Por la estructura de los capítulos y el ritmo de la narración. La novela se desarrolla en diez días del mes de abril del 74. Se sigue el orden cronológico normal de los acontecimientos, impulsados por un ritmo interno que atrapa desde el primer momento con el estallido de una bomba y guía al lector sin saltos ni remansos, de escenario en escenario, a lo largo de cada una de las jornadas.
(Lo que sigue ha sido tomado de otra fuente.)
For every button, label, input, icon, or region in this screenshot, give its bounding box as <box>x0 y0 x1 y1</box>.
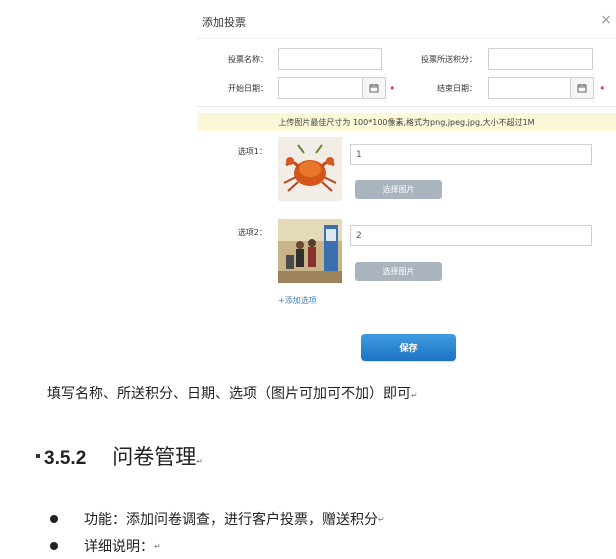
required-marker: • <box>389 82 396 95</box>
option-2-image <box>278 219 342 283</box>
start-date-label: 开始日期： <box>228 84 268 93</box>
option-2-input[interactable]: 2 <box>350 225 592 246</box>
paragraph-return-mark: ↵ <box>411 391 418 400</box>
paragraph-text: 填写名称、所送积分、日期、选项（图片可加可不加）即可 <box>47 386 411 402</box>
section-heading: 3.5.2 问卷管理 ↵ <box>36 441 203 471</box>
option-2-label: 选项2： <box>237 228 267 237</box>
option-1-choose-image-button[interactable]: 选择图片 <box>355 180 442 199</box>
bullet-return-mark: ↵ <box>378 514 385 524</box>
save-button[interactable]: 保存 <box>361 334 456 361</box>
vote-points-label: 投票所送积分： <box>421 55 477 64</box>
dialog-title: 添加投票 <box>202 16 246 29</box>
bullet-return-mark: ↵ <box>154 541 161 551</box>
start-date-input[interactable] <box>278 77 386 99</box>
calendar-icon[interactable] <box>362 78 385 98</box>
vote-name-input[interactable] <box>278 48 382 70</box>
option-1-image <box>278 137 342 201</box>
bullet-text: 详细说明： <box>84 539 154 555</box>
option-1-label: 选项1： <box>237 147 267 156</box>
heading-return-mark: ↵ <box>196 457 203 466</box>
section-title: 问卷管理 <box>112 445 197 469</box>
end-date-input[interactable] <box>488 77 594 99</box>
upload-notice: 上传图片最佳尺寸为 100*100像素,格式为png,jpeg,jpg,大小不超… <box>197 113 616 131</box>
required-marker: • <box>599 82 606 95</box>
add-option-link[interactable]: +添加选项 <box>278 295 317 306</box>
bullet-dot-icon <box>50 542 58 550</box>
bullet-item-1: 功能：添加问卷调查，进行客户投票，赠送积分 ↵ <box>50 509 385 529</box>
option-2-choose-image-button[interactable]: 选择图片 <box>355 262 442 281</box>
doc-paragraph: 填写名称、所送积分、日期、选项（图片可加可不加）即可↵ <box>47 383 418 403</box>
heading-bullet-icon <box>36 454 40 458</box>
bullet-item-2: 详细说明： ↵ <box>50 536 161 556</box>
section-number: 3.5.2 <box>44 448 87 469</box>
close-icon[interactable]: × <box>600 12 612 28</box>
calendar-icon[interactable] <box>570 78 593 98</box>
option-1-input[interactable]: 1 <box>350 144 592 165</box>
add-vote-dialog: 添加投票 × 投票名称： 投票所送积分： 开始日期： • 结束日期： • 上传图… <box>197 0 616 368</box>
dialog-divider <box>197 38 616 39</box>
vote-name-label: 投票名称： <box>228 55 268 64</box>
end-date-label: 结束日期： <box>437 84 477 93</box>
bullet-dot-icon <box>50 515 58 523</box>
section-divider <box>197 106 616 107</box>
bullet-text: 功能：添加问卷调查，进行客户投票，赠送积分 <box>84 512 378 528</box>
vote-points-input[interactable] <box>488 48 593 70</box>
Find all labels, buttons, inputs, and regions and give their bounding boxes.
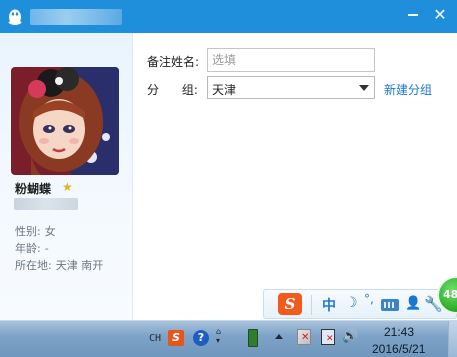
title-bar: ✕ bbox=[0, 0, 457, 33]
qq-penguin-icon bbox=[8, 9, 22, 25]
ime-language-toggle[interactable]: 中 bbox=[322, 295, 336, 315]
minimize-icon bbox=[408, 14, 418, 16]
ime-toolbar: S 中 ☽ °, 👤 🔧 bbox=[263, 289, 457, 319]
nickname: 粉蝴蝶 bbox=[15, 182, 52, 196]
age-label: 年龄: bbox=[15, 242, 41, 255]
taskbar: CH S ? ⌂▾ 🔊 21:43 2016/5/21 bbox=[0, 320, 457, 357]
new-group-link[interactable]: 新建分组 bbox=[384, 81, 432, 98]
usb-icon[interactable] bbox=[248, 329, 258, 347]
gender-row: 性别: 女 bbox=[15, 223, 56, 239]
clock-time[interactable]: 21:43 bbox=[384, 325, 414, 339]
profile-panel: 粉蝴蝶 ★ 性别: 女 年龄: - 所在地: 天津 南开 bbox=[0, 33, 133, 320]
chevron-down-icon bbox=[359, 85, 369, 91]
qq-number-redacted bbox=[14, 198, 78, 210]
group-label: 分 组: bbox=[147, 83, 198, 97]
user-icon[interactable]: 👤 bbox=[405, 296, 421, 311]
ime-divider bbox=[311, 295, 312, 315]
avatar-image bbox=[11, 67, 119, 175]
help-icon[interactable]: ? bbox=[193, 330, 209, 346]
location-row: 所在地: 天津 南开 bbox=[15, 257, 103, 273]
gender-label: 性别: bbox=[15, 225, 41, 238]
sogou-tray-icon[interactable]: S bbox=[168, 330, 184, 346]
avatar[interactable] bbox=[11, 67, 119, 175]
age-value: - bbox=[44, 242, 49, 255]
group-select[interactable]: 天津 bbox=[207, 76, 375, 99]
clock-date[interactable]: 2016/5/21 bbox=[372, 342, 425, 356]
star-icon: ★ bbox=[62, 180, 73, 194]
gender-value: 女 bbox=[44, 225, 56, 238]
location-value: 天津 南开 bbox=[55, 259, 104, 272]
remark-name-input[interactable] bbox=[207, 48, 375, 72]
network-icon[interactable] bbox=[321, 329, 335, 345]
volume-icon[interactable]: 🔊 bbox=[342, 329, 358, 344]
punctuation-icon[interactable]: °, bbox=[364, 292, 374, 306]
action-center-icon[interactable] bbox=[297, 329, 311, 345]
sogou-logo-icon[interactable]: S bbox=[278, 293, 302, 315]
title-text-redacted bbox=[30, 9, 122, 25]
age-row: 年龄: - bbox=[15, 240, 49, 256]
soft-keyboard-icon[interactable] bbox=[381, 299, 399, 311]
close-button[interactable]: ✕ bbox=[432, 7, 448, 23]
location-label: 所在地: bbox=[15, 259, 52, 272]
remark-name-label: 备注姓名: bbox=[147, 55, 200, 69]
group-select-value: 天津 bbox=[212, 83, 237, 97]
ime-options-icon[interactable]: ⌂ ▾ bbox=[216, 327, 221, 345]
show-desktop-button[interactable] bbox=[448, 321, 457, 357]
minimize-button[interactable] bbox=[405, 7, 421, 23]
input-language-indicator[interactable]: CH bbox=[149, 333, 161, 344]
show-hidden-icons-icon[interactable] bbox=[275, 334, 283, 339]
half-width-icon[interactable]: ☽ bbox=[345, 295, 358, 311]
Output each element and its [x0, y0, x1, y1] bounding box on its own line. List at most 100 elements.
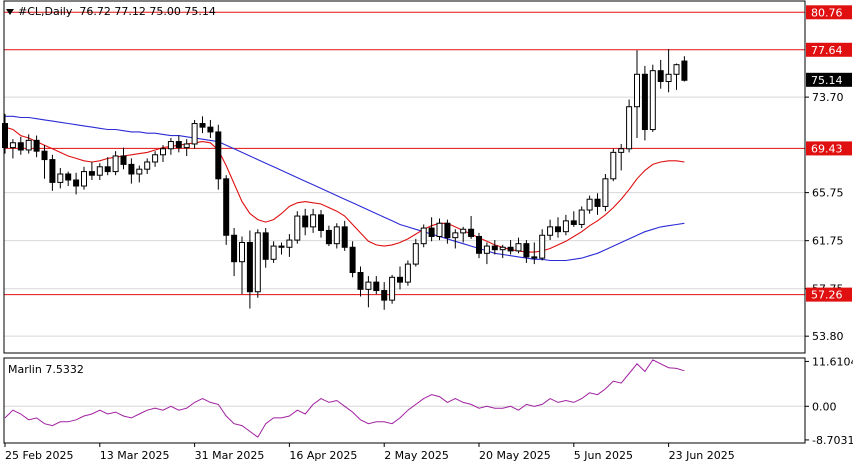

En ningún momento aburre y cada capítulo acaba con la mecha del siguiente ya encendida, de modo que la trama mantiene el interés, durante casi 400 páginas, sin que decaiga nunca. Varias historias paralelas acaban confluyendo en un final redondo y la tela de la narración no presenta ni cortes ni desgarros, sino la apariencia y el tacto de un guante de piel muy buena. Mención aparte merece el capítulo Sesenta y ocho, una genialidad de dos páginas y media que empieza en jolgorio y acaba en heroica desgracia.

Porque recuerda a otros grandes escritores pero tiene voz propia. Alan Parks tiene estilo, su propio estilo, reconocible y genuino. Es muy bueno en los diálogos. Utiliza un lenguaje pulido en la calle, nada chirría ni parece adornado de cosas superfluas. Va a contar una historia y la cuenta, de principio a fin, como debe escribirse una novela negra.